As Captain Clive Collett clambered out of the rear seat of the Royal Flying Corps BE2 and edged out onto its lower port wing, he could see, 180 metres below him, an ambulance and fire tender drawn up on the field. Shouting tersely to the pilot about the poor likelihood of either being of any use, Collett paused to steel his nerves, then launched himself head-first toward coastal Suffolk. A cinematographer caught on film Collett’s tumbling fall, the jerk of his trailing cord as it pulled folded silk from a canvas bag on the aircraft’s fuselage, and then his slow drift to Earth beneath a billowing parachute.

It was January 13, 1917, and the 30-year-old flyer from Blenheim had become the first person to make a successful parachute descent from a Royal Flying Corps aircraft. The demonstration at the Orford Ness Experimental Station, and a second equally successful jump several days later, were important. Across the Channel, in the skies of France, the raging air war was taking its toll on young British pilots who all too often died at the controls of their flimsy and highly flammable aeroplanes.
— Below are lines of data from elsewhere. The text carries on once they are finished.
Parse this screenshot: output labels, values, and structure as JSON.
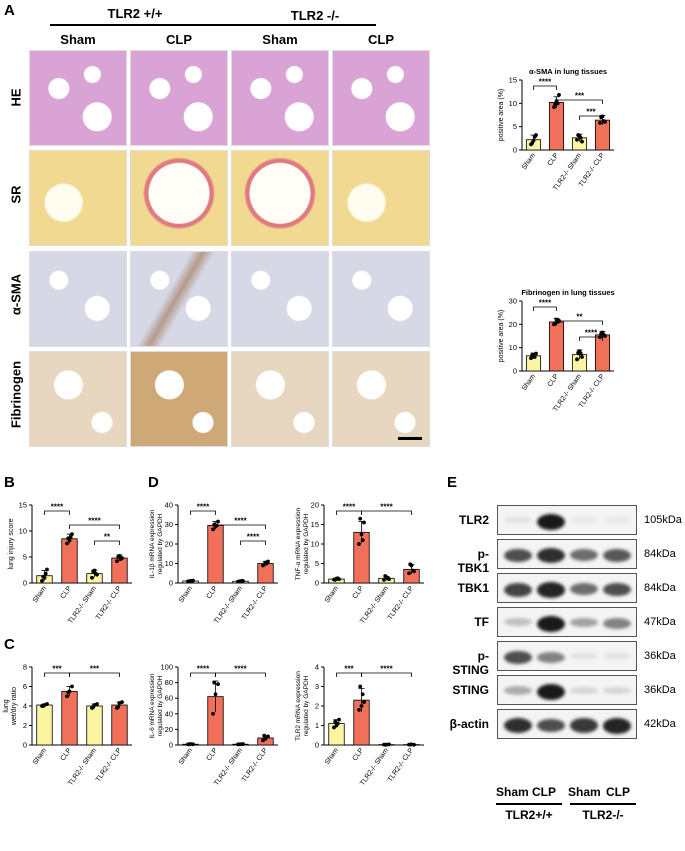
{
  "panel_letters": {
    "a": "A",
    "b": "B",
    "c": "C",
    "d": "D",
    "e": "E"
  },
  "panel_a": {
    "genotype_wt": "TLR2 +/+",
    "genotype_ko": "TLR2 -/-",
    "col_headers": [
      "Sham",
      "CLP",
      "Sham",
      "CLP"
    ],
    "row_labels": [
      "HE",
      "SR",
      "α-SMA",
      "Fibrinogen"
    ],
    "tile_colors": {
      "HE": "#d9a3d6",
      "SR": "#f2d992",
      "α-SMA": "#d6d8e6",
      "Fibrinogen": "#e8d7c0"
    }
  },
  "colors": {
    "sham_bar": "#fbf5a1",
    "clp_bar": "#f0705a",
    "bar_edge": "#000000"
  },
  "chart_data": [
    {
      "id": "asma",
      "type": "bar",
      "title": "α-SMA in lung tissues",
      "ylabel": "positive area (%)",
      "ylim": [
        0,
        15
      ],
      "yticks": [
        0,
        5,
        10,
        15
      ],
      "categories": [
        "Sham",
        "CLP",
        "TLR2-/- Sham",
        "TLR2-/- CLP"
      ],
      "values": [
        2.2,
        10.2,
        2.6,
        6.4
      ],
      "errors": [
        1.0,
        1.2,
        0.8,
        1.0
      ],
      "points": [
        [
          1.2,
          2.0,
          3.2,
          1.5,
          2.8
        ],
        [
          9.2,
          10.5,
          11.8,
          9.8,
          10.0
        ],
        [
          2.2,
          3.0,
          1.8,
          3.2,
          2.6
        ],
        [
          5.8,
          7.2,
          6.0,
          7.0,
          6.2
        ]
      ],
      "sig": [
        {
          "from": 0,
          "to": 1,
          "label": "****",
          "level": 0
        },
        {
          "from": 1,
          "to": 3,
          "label": "***",
          "level": 1
        },
        {
          "from": 2,
          "to": 3,
          "label": "***",
          "level": 0
        }
      ]
    },
    {
      "id": "fib",
      "type": "bar",
      "title": "Fibrinogen in lung tissues",
      "ylabel": "positive area (%)",
      "ylim": [
        0,
        30
      ],
      "yticks": [
        0,
        10,
        20,
        30
      ],
      "categories": [
        "Sham",
        "CLP",
        "TLR2-/- Sham",
        "TLR2-/- CLP"
      ],
      "values": [
        6.5,
        21.0,
        7.0,
        15.5
      ],
      "errors": [
        1.2,
        1.6,
        2.0,
        1.5
      ],
      "points": [
        [
          5.5,
          6.5,
          7.5,
          6.8,
          6.0
        ],
        [
          20.0,
          22.0,
          21.5,
          20.5,
          21.0
        ],
        [
          5.0,
          8.5,
          6.0,
          7.8,
          7.5
        ],
        [
          14.5,
          16.5,
          15.0,
          16.0,
          15.5
        ]
      ],
      "sig": [
        {
          "from": 0,
          "to": 1,
          "label": "****",
          "level": 0
        },
        {
          "from": 1,
          "to": 3,
          "label": "**",
          "level": 1
        },
        {
          "from": 2,
          "to": 3,
          "label": "****",
          "level": 0
        }
      ]
    },
    {
      "id": "injury",
      "type": "bar",
      "title": "",
      "ylabel": "lung injury score",
      "ylim": [
        0,
        15
      ],
      "yticks": [
        0,
        5,
        10,
        15
      ],
      "categories": [
        "Sham",
        "CLP",
        "TLR2-/- Sham",
        "TLR2-/- CLP"
      ],
      "values": [
        1.4,
        8.5,
        1.8,
        4.8
      ],
      "errors": [
        1.0,
        0.9,
        0.7,
        0.6
      ],
      "points": [
        [
          0.4,
          1.0,
          2.6,
          1.2,
          1.8
        ],
        [
          7.6,
          8.2,
          9.4,
          8.6,
          8.8
        ],
        [
          1.0,
          2.4,
          1.6,
          2.2,
          1.8
        ],
        [
          4.2,
          5.2,
          4.8,
          5.0,
          4.6
        ]
      ],
      "sig": [
        {
          "from": 0,
          "to": 1,
          "label": "****",
          "level": 0
        },
        {
          "from": 1,
          "to": 3,
          "label": "****",
          "level": 1
        },
        {
          "from": 2,
          "to": 3,
          "label": "**",
          "level": 0
        }
      ]
    },
    {
      "id": "il1b",
      "type": "bar",
      "title": "",
      "ylabel": "IL-1β mRNA expression regulated by GAPDH",
      "ylim": [
        0,
        40
      ],
      "yticks": [
        0,
        10,
        20,
        30,
        40
      ],
      "categories": [
        "Sham",
        "CLP",
        "TLR2-/- Sham",
        "TLR2-/- CLP"
      ],
      "values": [
        1.0,
        29.5,
        0.9,
        10.0
      ],
      "errors": [
        0.2,
        2.0,
        0.2,
        1.0
      ],
      "points": [
        [
          0.8,
          1.0,
          1.2,
          0.9,
          1.1
        ],
        [
          27.5,
          29.0,
          31.5,
          30.0,
          29.5
        ],
        [
          0.7,
          0.9,
          1.0,
          0.8,
          1.1
        ],
        [
          9.0,
          10.5,
          11.0,
          9.5,
          10.0
        ]
      ],
      "sig": [
        {
          "from": 0,
          "to": 1,
          "label": "****",
          "level": 0
        },
        {
          "from": 1,
          "to": 3,
          "label": "****",
          "level": 1
        },
        {
          "from": 2,
          "to": 3,
          "label": "****",
          "level": 0
        }
      ]
    },
    {
      "id": "tnfa",
      "type": "bar",
      "title": "",
      "ylabel": "TNF-α mRNA expression regulated by GAPDH",
      "ylim": [
        0,
        20
      ],
      "yticks": [
        0,
        5,
        10,
        15,
        20
      ],
      "categories": [
        "Sham",
        "CLP",
        "TLR2-/- Sham",
        "TLR2-/- CLP"
      ],
      "values": [
        1.0,
        13.0,
        1.2,
        3.5
      ],
      "errors": [
        0.2,
        2.8,
        0.5,
        1.2
      ],
      "points": [
        [
          0.9,
          1.1,
          1.0,
          0.8,
          1.2
        ],
        [
          10.0,
          12.5,
          15.5,
          16.5,
          11.0
        ],
        [
          0.8,
          1.5,
          1.0,
          1.8,
          1.2
        ],
        [
          2.5,
          4.5,
          3.0,
          4.8,
          3.2
        ]
      ],
      "sig": [
        {
          "from": 0,
          "to": 1,
          "label": "****",
          "level": 0
        },
        {
          "from": 1,
          "to": 3,
          "label": "****",
          "level": 0
        }
      ]
    },
    {
      "id": "wetdry",
      "type": "bar",
      "title": "",
      "ylabel": "lung wet/dry ratio",
      "ylim": [
        0,
        8
      ],
      "yticks": [
        0,
        2,
        4,
        6,
        8
      ],
      "categories": [
        "Sham",
        "CLP",
        "TLR2-/- Sham",
        "TLR2-/- CLP"
      ],
      "values": [
        4.1,
        5.5,
        4.0,
        4.1
      ],
      "errors": [
        0.1,
        0.5,
        0.2,
        0.3
      ],
      "points": [
        [
          4.0,
          4.1,
          4.2,
          4.0
        ],
        [
          5.0,
          5.5,
          6.0,
          5.4
        ],
        [
          3.8,
          4.1,
          4.2,
          3.9
        ],
        [
          3.8,
          4.3,
          4.4,
          3.9
        ]
      ],
      "sig": [
        {
          "from": 0,
          "to": 1,
          "label": "***",
          "level": 0
        },
        {
          "from": 1,
          "to": 3,
          "label": "***",
          "level": 0
        }
      ]
    },
    {
      "id": "il6",
      "type": "bar",
      "title": "",
      "ylabel": "IL-6 mRNA expression regulated by GAPDH",
      "ylim": [
        0,
        100
      ],
      "yticks": [
        0,
        20,
        40,
        60,
        80,
        100
      ],
      "categories": [
        "Sham",
        "CLP",
        "TLR2-/- Sham",
        "TLR2-/- CLP"
      ],
      "values": [
        1.0,
        62.0,
        1.0,
        9.0
      ],
      "errors": [
        0.5,
        20.0,
        0.5,
        3.0
      ],
      "points": [
        [
          0.8,
          1.2,
          1.0,
          0.9
        ],
        [
          40.0,
          65.0,
          78.0,
          80.0
        ],
        [
          0.8,
          1.0,
          1.2,
          0.9
        ],
        [
          6.0,
          8.0,
          11.0,
          12.0
        ]
      ],
      "sig": [
        {
          "from": 0,
          "to": 1,
          "label": "****",
          "level": 0
        },
        {
          "from": 1,
          "to": 3,
          "label": "****",
          "level": 0
        }
      ]
    },
    {
      "id": "tlr2",
      "type": "bar",
      "title": "",
      "ylabel": "TLR2 mRNA expression regulated by GAPDH",
      "ylim": [
        0,
        4
      ],
      "yticks": [
        0,
        1,
        2,
        3,
        4
      ],
      "categories": [
        "Sham",
        "CLP",
        "TLR2-/- Sham",
        "TLR2-/- CLP"
      ],
      "values": [
        1.1,
        2.3,
        0.02,
        0.02
      ],
      "errors": [
        0.2,
        0.6,
        0.01,
        0.01
      ],
      "points": [
        [
          0.9,
          1.0,
          1.3,
          1.2,
          1.1
        ],
        [
          1.8,
          2.0,
          2.2,
          3.0,
          2.6
        ],
        [
          0.02,
          0.02,
          0.03,
          0.01
        ],
        [
          0.02,
          0.03,
          0.01,
          0.02
        ]
      ],
      "sig": [
        {
          "from": 0,
          "to": 1,
          "label": "***",
          "level": 0
        },
        {
          "from": 1,
          "to": 3,
          "label": "****",
          "level": 0
        }
      ]
    }
  ],
  "panel_e": {
    "rows": [
      {
        "label": "TLR2",
        "kda": "105kDa"
      },
      {
        "label": "p-TBK1",
        "kda": "84kDa"
      },
      {
        "label": "TBK1",
        "kda": "84kDa"
      },
      {
        "label": "TF",
        "kda": "47kDa"
      },
      {
        "label": "p-STING",
        "kda": "36kDa"
      },
      {
        "label": "STING",
        "kda": "36kDa"
      },
      {
        "label": "β-actin",
        "kda": "42kDa"
      }
    ],
    "lanes": [
      "Sham",
      "CLP",
      "Sham",
      "CLP"
    ],
    "groups": [
      "TLR2+/+",
      "TLR2-/-"
    ],
    "band_intensity": [
      [
        0.05,
        1.0,
        0.02,
        0.02
      ],
      [
        0.75,
        0.9,
        0.6,
        0.7
      ],
      [
        0.8,
        0.95,
        0.6,
        0.75
      ],
      [
        0.2,
        1.0,
        0.35,
        0.5
      ],
      [
        0.75,
        0.5,
        0.05,
        0.05
      ],
      [
        0.3,
        1.0,
        0.1,
        0.1
      ],
      [
        0.9,
        0.75,
        0.85,
        0.95
      ]
    ]
  }
}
Indeed, just three months later, in “Bloody April”, the Royal Flying Corps would lose 245 aircraft and 211 aircrew, killed or missing during the British offensive at Arras.

For years, stricken balloonists had made use of primitive parachutes. Now, thanks to the work of inventor Everard Calthrop, a more advanced and less cumbersome version—he called it the “Guardian Angel”—promised to do the same for the pilots of heavier-than-air fighting machines.

Collett was the ideal man to test Calthrop’s life-saving device. A skilled and daring pilot, he had returned from the Front for medical treatment after crashing his plane the previous April, and after recovering, had been transferred to Suffolk as a test pilot. Shortly after the parachute trials, he was back in action over France, flying the latest British fighter, the Sopwith Camel. He had a reputation as an aggressive pilot—he “used to come back shot to ribbons nearly every time he went out”, remarked British air ace James McCudden.

Inevitably, he was soon wounded again, this time purportedly by Bavarian flying ace Max Ritter von Müller. In a letter sent from a French hospital in October 1917, Collett told his mother: “I was fairly successful during this last spell in France, and managed to shoot down fourteen German aeroplanes. In my last scrap I shot down two double-seater aeroplanes, one after the other; then attacked and drove down one of their fast fighter scouts.” These and other exploits on the Western Front made him New Zealand’s first fighter ace and earned him a Military Cross and bar.

His luck wasn’t to last. On December 23, 1917, Collett was killed while test-flying a captured German aircraft in Scotland, after apparently misjudging his height above water and plunging into the Firth of Forth. The parachute silk he had given his sweetheart Peggy was never made into the intended wedding dress. Instead, the fabric, with traces of Orford Ness beach sand in its folds, was sewn into more practical garments for others to wear.

As to the jumps themselves, despite Collett’s achievement, and in the face of mounting casualties, the British High Command was reluctant to issue parachutes, fearing, in the words of an unofficial report, that they “might impair the fighting spirit of pilots”. There was also doubt about the suitability in combat of static-line parachutes. When, after the war, the newly formed Royal Air Force did introduce parachutes, they were of American design.